Stocker painted an alarming portrait of Afghanistan’s future, in sharp contrast to the usually more upbeat pronouncements of U.S. officials that the country is edging toward stability after the massive troop surge early in the Obama administration.
Stocker noted the Red Cross had made progress in making sides aware of civilians’ rights after decades of strife in Afghanistan. He highlighted the receptivity by the Afghan government to addressing poor conditions in detention centers, but he worried this would prove fleeting with the departure of international forces, scheduled for late 2014.
“We are concerned that as international forces pull back, and funding available to the Afghan government is reduced, it could become more difficult to maintain acceptable conditions in the prisons,” Stocker said.

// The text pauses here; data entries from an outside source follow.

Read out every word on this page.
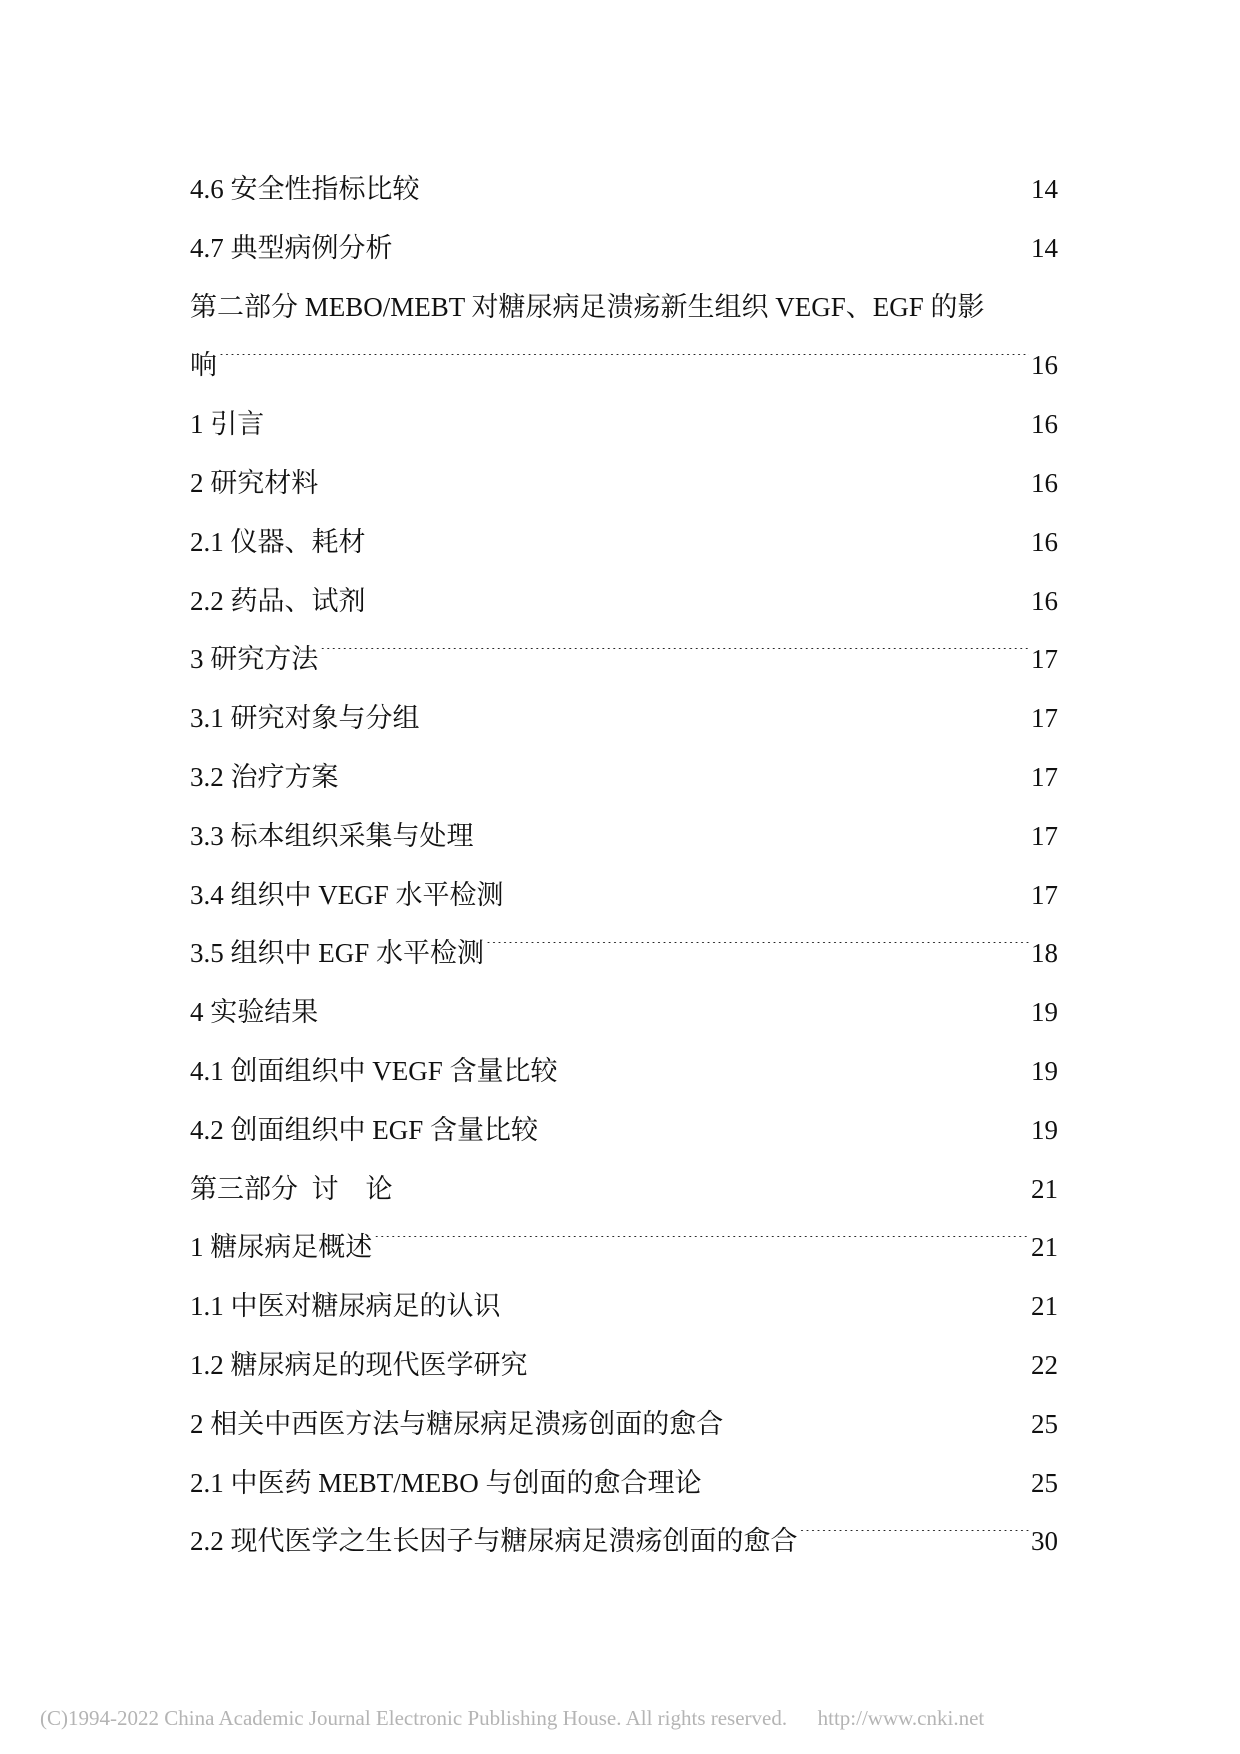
4.6 安全性指标比较 .....	14
4.7 典型病例分析 .....	14
第二部分 MEBO/MEBT 对糖尿病足溃疡新生组织 VEGF、EGF 的影
响 .....	16
1 引言 .....	16
2 研究材料 .....	16
2.1 仪器、耗材 .....	16
2.2 药品、试剂 .....	16
3 研究方法 .....	17
3.1 研究对象与分组 .....	17
3.2 治疗方案 .....	17
3.3 标本组织采集与处理 .....	17
3.4 组织中 VEGF 水平检测 .....	17
3.5 组织中 EGF 水平检测 .....	18
4 实验结果 .....	19
4.1 创面组织中 VEGF 含量比较 .....	19
4.2 创面组织中 EGF 含量比较 .....	19
第三部分  讨    论 .....	21
1 糖尿病足概述 .....	21
1.1 中医对糖尿病足的认识 .....	21
1.2 糖尿病足的现代医学研究 .....	22
2 相关中西医方法与糖尿病足溃疡创面的愈合 .....	25
2.1 中医药 MEBT/MEBO 与创面的愈合理论 .....	25
2.2 现代医学之生长因子与糖尿病足溃疡创面的愈合 .....	30
(C)1994-2022 China Academic Journal Electronic Publishing House. All rights reserved. http://www.cnki.net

The blunt remarks by the Red Cross chief came on the same day a new report from the International Crisis Group think tank was released, warning that Afghanistan’s current political order could unravel after 2014 if scheduled presidential elections are perceived as unfair.
The report, titled “Afghanistan: the Long, Hard Road to the 2014 transition,” said the elections were on a course to be plagued by massive fraud. It warned of the consequences if the country failed to ensure the rule of law during the coming balloting and power transition.
“If they fail at this, that crucial period will at best result in deep divisions and conflicts within the ruling elite that the Afghan insurgency will exploit,” the report stated. “At best, it could trigger extensive unrest, fragmentation of the security services and perhaps even a much wider civil war.”
In other news, a minibus exploded outside the gate of a security station in Helmand province, killing two guards for Afghanistan’s national intelligence agency, according to the province’s police spokesman Farid Ahmad Farhang.